Mantido ato do CNJ que determinou aos TJs a uniformização de abono de férias pago a magistrados

12/09/2018

Por maioria de votos, a Segunda Turma do Supremo Tribunal Federal (STF) manteve decisão do ministro Dias Toffoli que assentou a validade de ato do Conselho Nacional de Justiça (CNJ) que determinou aos Tribunais de Justiça o envio de projetos de lei para uniformizar o pagamento do terço constitucional de férias aos magistrados estaduais. No julgamento de agravo regimental no Mandado de Segurança (MS) 31677, nesta terça-feira (11), o colegiado concluiu que o CNJ pode determinar a correção de ato do tribunal local que, embora respaldado por legislação estadual, se distancie da interpretação dada pelo Supremo aos ditames constitucionais.

O mandado de segurança foi impetrado pela Associação dos Magistrados Brasileiros (AMB), pela Associação dos Magistrados do Amapá (Amaap) e pela Associação dos Magistrados do Espírito Santo (Amages) contra a decisão do CNJ que, ao constatar a variação dos valores pagos a magistrados estaduais a título de abono de férias, estabeleceu como responsabilidade dos Tribunais de Justiça a elaboração e o envio de projeto de lei às respectivas Assembleias Legislativas para limitar a verba ao patamar mínimo estabelecido no inciso XVII do artigo 7º da Constituição Federal.

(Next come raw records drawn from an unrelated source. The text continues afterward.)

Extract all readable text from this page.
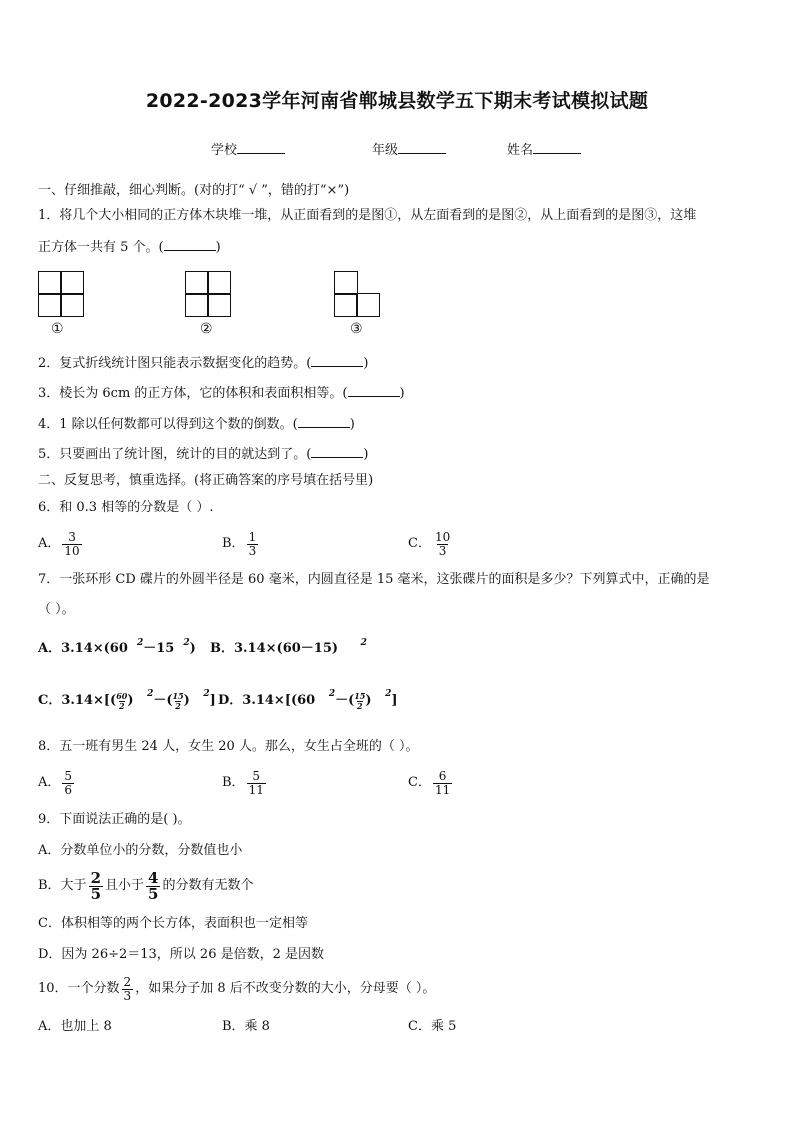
2022-2023学年河南省郸城县数学五下期末考试模拟试题
学校	年级	姓名
一、仔细推敲，细心判断。(对的打“ √ ”，错的打“×”)
1．将几个大小相同的正方体木块堆一堆，从正面看到的是图①，从左面看到的是图②，从上面看到的是图③，这堆
正方体一共有 5 个。(	)
①	②	③
2．复式折线统计图只能表示数据变化的趋势。(	)
3．棱长为 6cm 的正方体，它的体积和表面积相等。(	)
4．1 除以任何数都可以得到这个数的倒数。(	)
5．只要画出了统计图，统计的目的就达到了。(	)
二、反复思考，慎重选择。(将正确答案的序号填在括号里)
6．和 0.3 相等的分数是（ ）.
A． $\frac{3}{10}$	B． $\frac{1}{3}$	C． $\frac{10}{3}$
7．一张环形 CD 碟片的外圆半径是 60 毫米，内圆直径是 15 毫米，这张碟片的面积是多少？下列算式中，正确的是
（ ）。
A．3.14×(60 $^2$－15 $^2$) B．3.14×(60－15)	$^2$
C．3.14×[( 60
2 )
2 －( 15
2 )
2 ] D．3.14×[(60
2 －( 15
2 )
2 ]
8．五一班有男生 24 人，女生 20 人。那么，女生占全班的（ ）。
A． $\frac{5}{6}$	B． $\frac{5}{11}$	C． $\frac{6}{11}$
9．下面说法正确的是( )。
A．分数单位小的分数，分数值也小
B．大于 $\frac{2}{5}$ 且小于 $\frac{4}{5}$ 的分数有无数个
C．体积相等的两个长方体，表面积也一定相等
D．因为 26÷2＝13，所以 26 是倍数，2 是因数
10．一个分数 $\frac{2}{3}$ ，如果分子加 8 后不改变分数的大小，分母要（ ）。
A．也加上 8	B．乘 8	C．乘 5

No STF, as entidades apontaram ilegalidade, inconstitucionalidade e desvio de finalidade no ato do Conselho e destacaram que o dispositivo constitucional estabelece como direito dos trabalhadores urbanos e rurais o “gozo de férias anuais remuneradas com, pelo menos, um terço a mais do que o salário normal”.

Em setembro de 2016, o ministro Dias Toffoli negou o mandado de segurança, levando as associações a recorrer da decisão monocrática. O agravo começou a ser julgado em junho de 2017, quando o relator votou pelo seu desprovimento.

Voto-vista

O julgamento foi retomado nesta terça-feira (11) com o voto-vista do ministro Ricardo Lewandowski no sentido do provimento do agravo. Segundo seu entendimento, o CNJ extrapolou suas atribuições e interferiu indevidamente na competência dos estados. “Um órgão administrativo não pode impor a um membro de um Poder de Estado a elaboração de projeto de lei com conteúdo definido”, afirmou.

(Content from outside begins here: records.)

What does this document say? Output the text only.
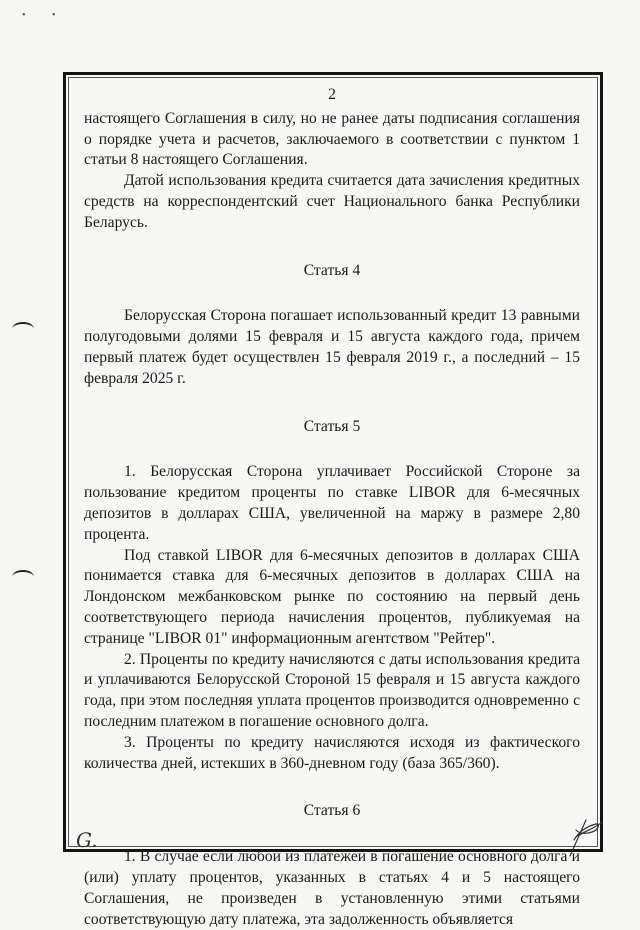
•	•
2

настоящего Соглашения в силу, но не ранее даты подписания соглашения о порядке учета и расчетов, заключаемого в соответствии с пунктом 1 статьи 8 настоящего Соглашения.

Датой использования кредита считается дата зачисления кредитных средств на корреспондентский счет Национального банка Республики Беларусь.

Статья 4

Белорусская Сторона погашает использованный кредит 13 равными полугодовыми долями 15 февраля и 15 августа каждого года, причем первый платеж будет осуществлен 15 февраля 2019 г., а последний – 15 февраля 2025 г.

Статья 5

1. Белорусская Сторона уплачивает Российской Стороне за пользование кредитом проценты по ставке LIBOR для 6-месячных депозитов в долларах США, увеличенной на маржу в размере 2,80 процента.

Под ставкой LIBOR для 6-месячных депозитов в долларах США понимается ставка для 6-месячных депозитов в долларах США на Лондонском межбанковском рынке по состоянию на первый день соответствующего периода начисления процентов, публикуемая на странице "LIBOR 01" информационным агентством "Рейтер".

2. Проценты по кредиту начисляются с даты использования кредита и уплачиваются Белорусской Стороной 15 февраля и 15 августа каждого года, при этом последняя уплата процентов производится одновременно с последним платежом в погашение основного долга.

3. Проценты по кредиту начисляются исходя из фактического количества дней, истекших в 360-дневном году (база 365/360).

Статья 6

1. В случае если любой из платежей в погашение основного долга и (или) уплату процентов, указанных в статьях 4 и 5 настоящего Соглашения, не произведен в установленную этими статьями соответствующую дату платежа, эта задолженность объявляется

G.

Prevaleceu, no entanto, o voto proferido pelo relator no início do julgamento. Na ocasião, o ministro Dais Toffoli ressaltou que a decisão do CNJ se alinha à jurisprudência do Supremo acerca da exaustividade das vantagens concedidas aos juízes pela Lei Orgânica da Magistratura Nacional (Loman) e também quanto à uniformidade em âmbito nacional dos direitos dos magistrados.

O ministro afirmou ainda que o CNJ não extrapolou suas atribuições enquanto órgão de controle da atuação administrativa e financeira do Poder Judiciário (parágrafo 4º do artigo 103-B da Constituição Federal). Por isso, não procedem as alegações de que teria agido no controle de constitucionalidade da lei estadual.
Acompanharam o voto do relator, reafirmado na sessão de hoje, os ministros Edson Fachin e Gilmar Mendes.